Bath time: wrinkled fingertips have a purpose!!

With credit to Science....

Not Slippery When Wet

FigureThe pale wrinkles that adorn fingertips after an extended soaking may be unsightly, but they serve a purpose: They help us get a stronger grip on slippery objects.
Long thought to be caused by osmosis-induced swelling in the outer layer of skin, the wrinkles are in fact produced by the autonomic nervous system, recent experiments indicate.

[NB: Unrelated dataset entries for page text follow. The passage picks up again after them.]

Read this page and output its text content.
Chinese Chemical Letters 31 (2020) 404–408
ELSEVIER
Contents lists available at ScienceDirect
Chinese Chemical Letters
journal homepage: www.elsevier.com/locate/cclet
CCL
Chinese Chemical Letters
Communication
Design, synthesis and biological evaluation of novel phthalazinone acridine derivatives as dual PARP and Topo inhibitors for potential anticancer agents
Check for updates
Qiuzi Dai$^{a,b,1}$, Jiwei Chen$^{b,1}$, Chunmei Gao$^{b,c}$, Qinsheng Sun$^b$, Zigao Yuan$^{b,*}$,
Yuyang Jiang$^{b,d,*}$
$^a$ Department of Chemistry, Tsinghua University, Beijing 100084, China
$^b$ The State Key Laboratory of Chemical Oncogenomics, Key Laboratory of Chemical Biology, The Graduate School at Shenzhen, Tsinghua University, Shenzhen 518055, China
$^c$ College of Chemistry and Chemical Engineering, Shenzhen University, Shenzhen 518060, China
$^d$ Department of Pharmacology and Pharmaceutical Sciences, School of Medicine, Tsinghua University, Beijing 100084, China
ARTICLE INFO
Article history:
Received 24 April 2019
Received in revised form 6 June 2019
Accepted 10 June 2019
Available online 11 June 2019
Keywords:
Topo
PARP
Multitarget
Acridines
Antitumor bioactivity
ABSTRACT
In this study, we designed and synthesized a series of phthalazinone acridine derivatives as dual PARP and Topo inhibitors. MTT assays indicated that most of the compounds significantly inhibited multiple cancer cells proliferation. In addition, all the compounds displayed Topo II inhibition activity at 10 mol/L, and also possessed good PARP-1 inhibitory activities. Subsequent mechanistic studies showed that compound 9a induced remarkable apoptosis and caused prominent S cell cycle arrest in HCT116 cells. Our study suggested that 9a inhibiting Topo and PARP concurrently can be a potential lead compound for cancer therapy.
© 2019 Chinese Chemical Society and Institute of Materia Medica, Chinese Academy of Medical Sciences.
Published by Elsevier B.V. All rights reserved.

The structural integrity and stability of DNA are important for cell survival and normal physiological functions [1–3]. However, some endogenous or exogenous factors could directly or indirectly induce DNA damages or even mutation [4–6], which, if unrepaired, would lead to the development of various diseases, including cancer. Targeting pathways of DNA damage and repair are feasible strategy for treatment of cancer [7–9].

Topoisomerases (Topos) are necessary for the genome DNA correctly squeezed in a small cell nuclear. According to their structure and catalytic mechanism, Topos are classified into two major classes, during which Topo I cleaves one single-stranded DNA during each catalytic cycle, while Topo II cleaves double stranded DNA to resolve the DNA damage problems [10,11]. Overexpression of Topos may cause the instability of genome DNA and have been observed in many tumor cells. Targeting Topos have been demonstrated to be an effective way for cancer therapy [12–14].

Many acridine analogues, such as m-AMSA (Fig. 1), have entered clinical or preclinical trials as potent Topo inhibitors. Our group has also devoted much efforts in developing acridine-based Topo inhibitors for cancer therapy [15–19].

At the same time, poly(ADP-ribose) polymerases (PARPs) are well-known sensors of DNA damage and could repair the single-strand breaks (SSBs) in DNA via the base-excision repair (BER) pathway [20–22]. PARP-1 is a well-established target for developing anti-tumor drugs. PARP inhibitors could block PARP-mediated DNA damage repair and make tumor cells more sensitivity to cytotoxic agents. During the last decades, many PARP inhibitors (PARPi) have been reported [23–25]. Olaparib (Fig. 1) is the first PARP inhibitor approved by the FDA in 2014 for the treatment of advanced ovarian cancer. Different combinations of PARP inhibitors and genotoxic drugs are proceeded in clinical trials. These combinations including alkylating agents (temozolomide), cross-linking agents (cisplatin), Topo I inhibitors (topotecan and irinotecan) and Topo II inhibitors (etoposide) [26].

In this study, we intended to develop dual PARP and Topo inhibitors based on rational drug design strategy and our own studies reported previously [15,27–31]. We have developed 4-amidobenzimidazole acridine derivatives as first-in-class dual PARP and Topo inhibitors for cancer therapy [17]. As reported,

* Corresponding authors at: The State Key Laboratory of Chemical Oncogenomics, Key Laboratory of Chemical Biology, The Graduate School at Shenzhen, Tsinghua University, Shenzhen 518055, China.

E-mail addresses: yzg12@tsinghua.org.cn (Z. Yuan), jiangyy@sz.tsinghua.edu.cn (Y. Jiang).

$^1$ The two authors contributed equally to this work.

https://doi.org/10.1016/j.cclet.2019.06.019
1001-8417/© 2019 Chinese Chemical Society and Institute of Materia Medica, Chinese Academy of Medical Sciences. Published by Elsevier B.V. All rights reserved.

But the purpose of the puckering—which occurs on hair-free skin of the hands, feet, and toes but nowhere else on the body—hasn't been clear, says Tom Smulders, an evolutionary biologist at Newcastle University in the United Kingdom.
In 2011, a team of neuroscientists suggested that the wrinkles served to enhance our grip on wet or submerged objects, just as treads on tires help improve traction on wet roads. "That seemed like a clever hypothesis that would be easy to test," Smulders says.
So he and his colleagues designed a test in which volunteers picked up 45 submerged objects—such as glass marbles and lead fishing weights—from a bin one at a time, passed them to their other hand through a postage stamp–sized hole in a barrier, and then dropped them through another hole into a box. When test subjects had wrinkly fingertips—induced by soaking their hands in 40°C water for 30 minutes—they completed the task about 12% faster than they did when their fingers hadn't been soaked, the team reported on 8 January in Biology Letters. When performing the same task with dry objects, wrinkly fingertips didn't provide an advantage.